L'inconscient

L'inconscient est d'abord un terme du vocabulaire technique des psychanalystes et de certains psychologues, mais ceux-ci n'ont pas pu se mettre d'accord sur le sens précis à accorder à ce terme, sens qui varie donc selon les auteurs. Quand il est utilisé à propos du paranormal, c'est le plus souvent pour réduire à des désordres psychologiques les témoignages et les croyances des partisans de l'existence du paranormal. Le pouvoir de l'inconscient, susceptible de faire prendre à quelqu'un ses désirs pour des réalités, se substitut ainsi au "pouvoir de l'imagination" auquel, en 1784, avait recours une commission d'enquête pour rendre compte des phénomènes du magnétisme animal. C'est dans cette tradition que se place l'ecole française des "nouveaux ufologues", pour expliquer les phénomènes ufologiques.

D'autre part, les chercheurs des divers domaines d'étude du paranormal utilisent souvent le concept d'inconscient. Ceux qui voient dans leurs phénomènes de prédilection l'influence d'une entité extérieure mettent sur le compte de l'inconscient les cas où une telle influence leur semble s'exercer sans se montrer manifestement. Ainsi les spirites expliquent I'acquisition de certaines connaissances paranormales par une communication de l'esprit d'un défunt avec l'inconscient de la personne en cause. De même, des ufologues, partisans de l'hypothèse extraterrestre, croient plausible une action directe des extra-terrestres sur l'inconscient de certains témoins ou contactés.

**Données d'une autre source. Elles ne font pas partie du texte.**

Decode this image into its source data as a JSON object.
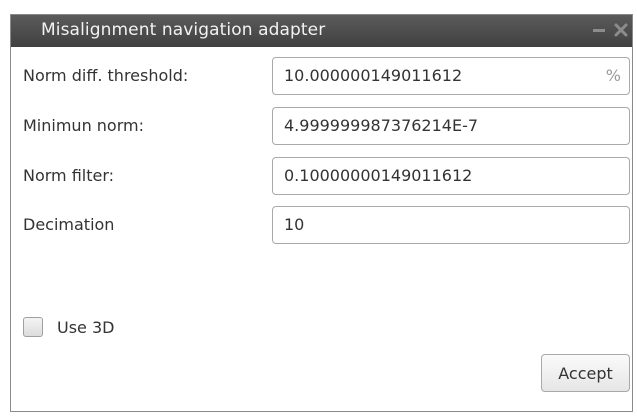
{
  "window": {
    "title": "Misalignment navigation adapter",
    "controls": [
      "minimize-icon",
      "close-icon"
    ]
  },
  "form": {
    "rows": [
      {
        "label": "Norm diff. threshold:",
        "value": "10.000000149011612",
        "unit": "%"
      },
      {
        "label": "Minimun norm:",
        "value": "4.999999987376214E-7"
      },
      {
        "label": "Norm filter:",
        "value": "0.10000000149011612"
      },
      {
        "label": "Decimation",
        "value": "10"
      }
    ],
    "use3d": {
      "label": "Use 3D",
      "checked": false
    }
  },
  "actions": {
    "accept_label": "Accept"
  }
}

Ce sont les parapsychologues qui font le plus usage du concept d'inconscient. En effet, pour un grand nombre de chercheurs, les phénomènes paranormaux sont dus à des "sujets psi". Quand un phénomène spontané a lieu, ils cherchent quel est le sujet psi qui l'a inconsciemment provoqué. Quand ils ne peuvent pas en désigner un, ils attribuent le phénomène à "l'inconscient collectif" d'un groupe de personnes, groupe qui peut parfois s'étendre à l'humanité toute entière. Le concept d'inconscient est ainsi utilisé pour soumettre a priori tous les phénomènes paranormaux à l'hypothèse du sujet psi.

L'inconscient peut donc être utilisé soit par des critiques, comme une arme contre le paranormal, soit par des partisans du paranormal, pour réduire à leurs théories préférées les phénomènes qui s'y prêtent mal. Une autre utilisation est faite par des chercheurs qui tentent d'appliquer les théories psychanalytiques à la compréhension des phénomènes paranormaux, sans pour autant réduire ceux-ci à des désordres menteaux. Ces chercheurs, qu'ils soient des psychanalystes qui s'intéressent au paranormal, ou des parapsychologues informés des méthodes psychanalytiques, interrogent les phénomènes comme on le fait des rêves ou des symptômes, qui sont susceptibles de révéler un contenu caché sous le contenu apparent. Cette méthode peut être critiquée pour les mêmes raisons pour lesquelles on critique la psychanalyse quand elle prétend s'appliquer à des oeuvres ou à des personnes en dehors du champ strict de la cure psychanalytique.

Le concept d'inconscient a-t-il un avenir dans l'étude du paranormal? Si on ne veut pas le réduire à un mot passe-partout, évoqué pour masquer un constat d'ignorance et d'impuissance, il faut s'appuyer sur les théories psychanalytiques. Or, d'une part, ces théories sont elles-mêmes critiquées. Et, d'autre part, on doit constater que, malgré l'abondance des utilisations du terme d'inconscient par les parapsychologues, peu d'échanges fructueux ont eu lieu entre parapsychologues et psychanalystes sur la théorie de l'inconscient. Ainsi, les psychanalystes Mélanie Klein et Jacques Lacan, chacun réputé pour ses apports théoriques, ont pu faire ces apports en dehors de toute référence aux travaux sur le paranormal, tandis que les parapsychologues ont pu ignorer les travaux de ces deux psychanalystes. Tout ceci ne laisse guère entrevoir une utilisation du terme d'inconscient en parapsychologie qui ne se limite pas à une simple évocation.